On the Blog Action Day website there’s a list of 88 ways to take action against poverty. I wouldn’t agree that all of the suggestions are ‘action AGAINST poverty’ as such, but they’re undoubtedly actions that would at least make the individual better understand just what poverty is and what it might feel like. One suggestion is: on one day only, eat food that you have asked someone for directly or for the money you need to buy it. Pay attention to the feelings.
I know the feelings.
About eight years ago I left my ex partner for a while (I stayed with a friend) before returning to the house after his departure from it. When I returned I was penniless.

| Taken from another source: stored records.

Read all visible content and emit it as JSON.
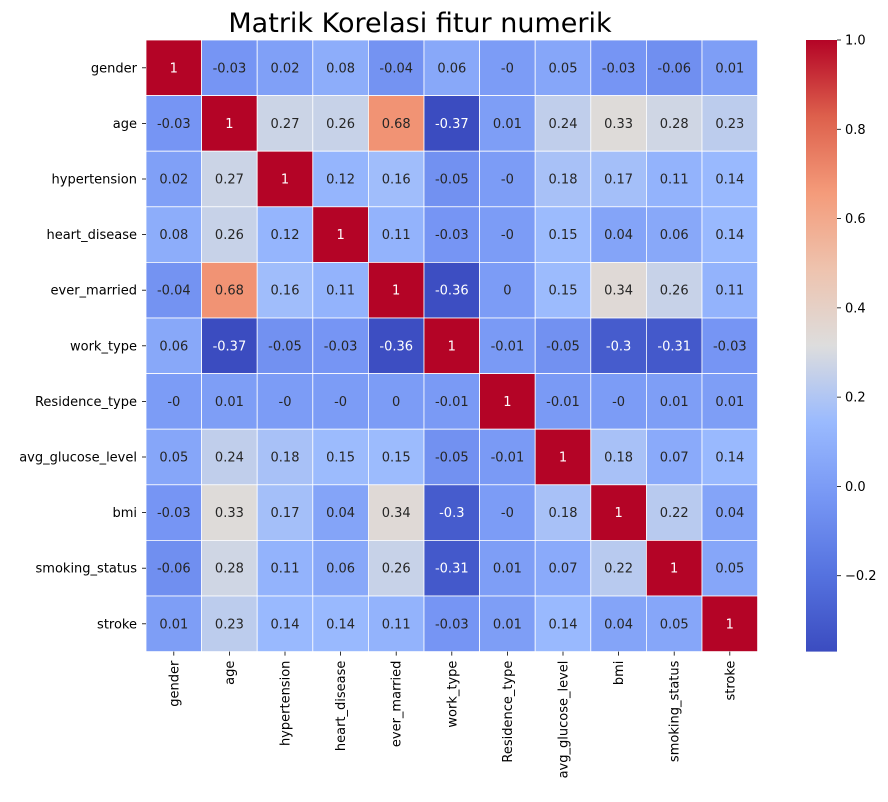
{
  "chart_data": {
    "type": "heatmap",
    "title": "Matrik Korelasi fitur numerik",
    "xlabel": "",
    "ylabel": "",
    "labels": [
      "gender",
      "age",
      "hypertension",
      "heart_disease",
      "ever_married",
      "work_type",
      "Residence_type",
      "avg_glucose_level",
      "bmi",
      "smoking_status",
      "stroke"
    ],
    "matrix": [
      [
        1,
        -0.03,
        0.02,
        0.08,
        -0.04,
        0.06,
        0,
        0.05,
        -0.03,
        -0.06,
        0.01
      ],
      [
        -0.03,
        1,
        0.27,
        0.26,
        0.68,
        -0.37,
        0.01,
        0.24,
        0.33,
        0.28,
        0.23
      ],
      [
        0.02,
        0.27,
        1,
        0.12,
        0.16,
        -0.05,
        0,
        0.18,
        0.17,
        0.11,
        0.14
      ],
      [
        0.08,
        0.26,
        0.12,
        1,
        0.11,
        -0.03,
        0,
        0.15,
        0.04,
        0.06,
        0.14
      ],
      [
        -0.04,
        0.68,
        0.16,
        0.11,
        1,
        -0.36,
        0,
        0.15,
        0.34,
        0.26,
        0.11
      ],
      [
        0.06,
        -0.37,
        -0.05,
        -0.03,
        -0.36,
        1,
        -0.01,
        -0.05,
        -0.3,
        -0.31,
        -0.03
      ],
      [
        0,
        0.01,
        0,
        0,
        0,
        -0.01,
        1,
        -0.01,
        0,
        0.01,
        0.01
      ],
      [
        0.05,
        0.24,
        0.18,
        0.15,
        0.15,
        -0.05,
        -0.01,
        1,
        0.18,
        0.07,
        0.14
      ],
      [
        -0.03,
        0.33,
        0.17,
        0.04,
        0.34,
        -0.3,
        0,
        0.18,
        1,
        0.22,
        0.04
      ],
      [
        -0.06,
        0.28,
        0.11,
        0.06,
        0.26,
        -0.31,
        0.01,
        0.07,
        0.22,
        1,
        0.05
      ],
      [
        0.01,
        0.23,
        0.14,
        0.14,
        0.11,
        -0.03,
        0.01,
        0.14,
        0.04,
        0.05,
        1
      ]
    ],
    "display_labels": [
      [
        "1",
        "-0.03",
        "0.02",
        "0.08",
        "-0.04",
        "0.06",
        "-0",
        "0.05",
        "-0.03",
        "-0.06",
        "0.01"
      ],
      [
        "-0.03",
        "1",
        "0.27",
        "0.26",
        "0.68",
        "-0.37",
        "0.01",
        "0.24",
        "0.33",
        "0.28",
        "0.23"
      ],
      [
        "0.02",
        "0.27",
        "1",
        "0.12",
        "0.16",
        "-0.05",
        "-0",
        "0.18",
        "0.17",
        "0.11",
        "0.14"
      ],
      [
        "0.08",
        "0.26",
        "0.12",
        "1",
        "0.11",
        "-0.03",
        "-0",
        "0.15",
        "0.04",
        "0.06",
        "0.14"
      ],
      [
        "-0.04",
        "0.68",
        "0.16",
        "0.11",
        "1",
        "-0.36",
        "0",
        "0.15",
        "0.34",
        "0.26",
        "0.11"
      ],
      [
        "0.06",
        "-0.37",
        "-0.05",
        "-0.03",
        "-0.36",
        "1",
        "-0.01",
        "-0.05",
        "-0.3",
        "-0.31",
        "-0.03"
      ],
      [
        "-0",
        "0.01",
        "-0",
        "-0",
        "0",
        "-0.01",
        "1",
        "-0.01",
        "-0",
        "0.01",
        "0.01"
      ],
      [
        "0.05",
        "0.24",
        "0.18",
        "0.15",
        "0.15",
        "-0.05",
        "-0.01",
        "1",
        "0.18",
        "0.07",
        "0.14"
      ],
      [
        "-0.03",
        "0.33",
        "0.17",
        "0.04",
        "0.34",
        "-0.3",
        "-0",
        "0.18",
        "1",
        "0.22",
        "0.04"
      ],
      [
        "-0.06",
        "0.28",
        "0.11",
        "0.06",
        "0.26",
        "-0.31",
        "0.01",
        "0.07",
        "0.22",
        "1",
        "0.05"
      ],
      [
        "0.01",
        "0.23",
        "0.14",
        "0.14",
        "0.11",
        "-0.03",
        "0.01",
        "0.14",
        "0.04",
        "0.05",
        "1"
      ]
    ],
    "colormap": "coolwarm",
    "vmin": -0.37,
    "vmax": 1,
    "colorbar_ticks": [
      1.0,
      0.8,
      0.6,
      0.4,
      0.2,
      0.0,
      -0.2
    ],
    "colorbar_tick_labels": [
      "1.0",
      "0.8",
      "0.6",
      "0.4",
      "0.2",
      "0.0",
      "−0.2"
    ],
    "grid": true,
    "colors": {
      "cmap_low": "#3b4cc0",
      "cmap_mid": "#dddddd",
      "cmap_high": "#b40426",
      "gridline": "#ffffff"
    }
  }
}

Because I had sole responsibility for Paul, my special needs son, I’d had to give up my job when I’d initially left and wasn’t able to go back to work. I applied for benefits.
Now you’d think that would be pretty straight forward wouldn’t you, but no… not in this country! I waited and waited but nothing happened. I had to borrow friends’ telephones to call the benefits agency (no money for a telephone of my own or to use in a phone box) but all I was ever told was that my application was being processed. A month passed, two months passed and still I had nothing but child benefit to survive on. I think that was about £25 per week for my 2 children back then - I was receiving nothing for my son as he was an adult and as I hadn’t NEEDED to previously apply for money from the social fund for him before, I hadn’t bothered. I didn’t believe in taking out of the communal pot just ‘because you can’.

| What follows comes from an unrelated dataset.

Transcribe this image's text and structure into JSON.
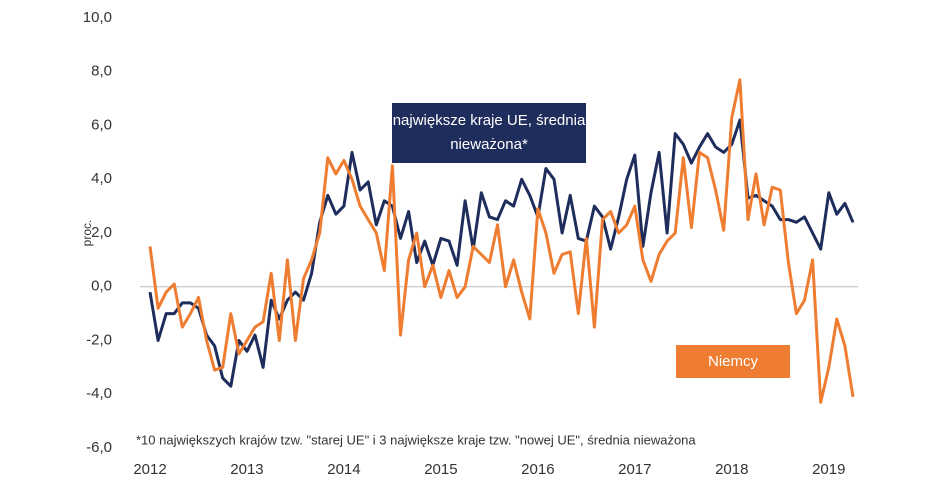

It stands to reason that the small income I had didn’t cover our costs. Our meals were inadequate (I’ve no idea how many times I went without food in order to let the kids eat), the children needed shoes that I couldn’t afford and the rent wasn’t being paid. Most nights we sat without electricity and heating was a luxury we could only dream of at the time. We tried to make it fun by telling stories around candles (I remember getting a huge pack of nasty green ones for £1) and pretending we were camping under our duvets but life was, to say the least, pretty miserable.
Clearly, I couldn’t manage on such a small income and there were times when I had to go to friends with my hat in my hands and ask for money or/and food. God, was that embarrassing. Unless you’ve been in that position, you’ve no idea how humiliating it feels. I’d put it off for as long as I could but sometimes I had no choice, it was either that or let my kids go without a meal again (yes, there were days when none of us ate anything other than cheap bread). There was a point where I seriously considered taking the bus to Manchester to sit on the street and beg. Thankfully, I never had to actually do that but I can understand why some people do. Sometimes you just do what you have to do.
Luckily my housing officer (I was living in a housing association - the same one as now but a different house in a different area) was really good and understood my position. The eviction threats kept coming from head office but she told me to ignore them, that she’d deal with it. You still worry about it though.
It took six months before my giro eventually arrived. Sure, I got a hefty back-pay but what did that help while we were struggling? It didn’t make us any less hungry during those six months, it didn’t put new shoes on my children’s feet or winter jackets on their backs and it didn’t keep us warm on cold winter nights.
I hope I never experience such a situation again and that none of you ever will. Poverty is soul destroying and in a world of plenty, it needn’t exist.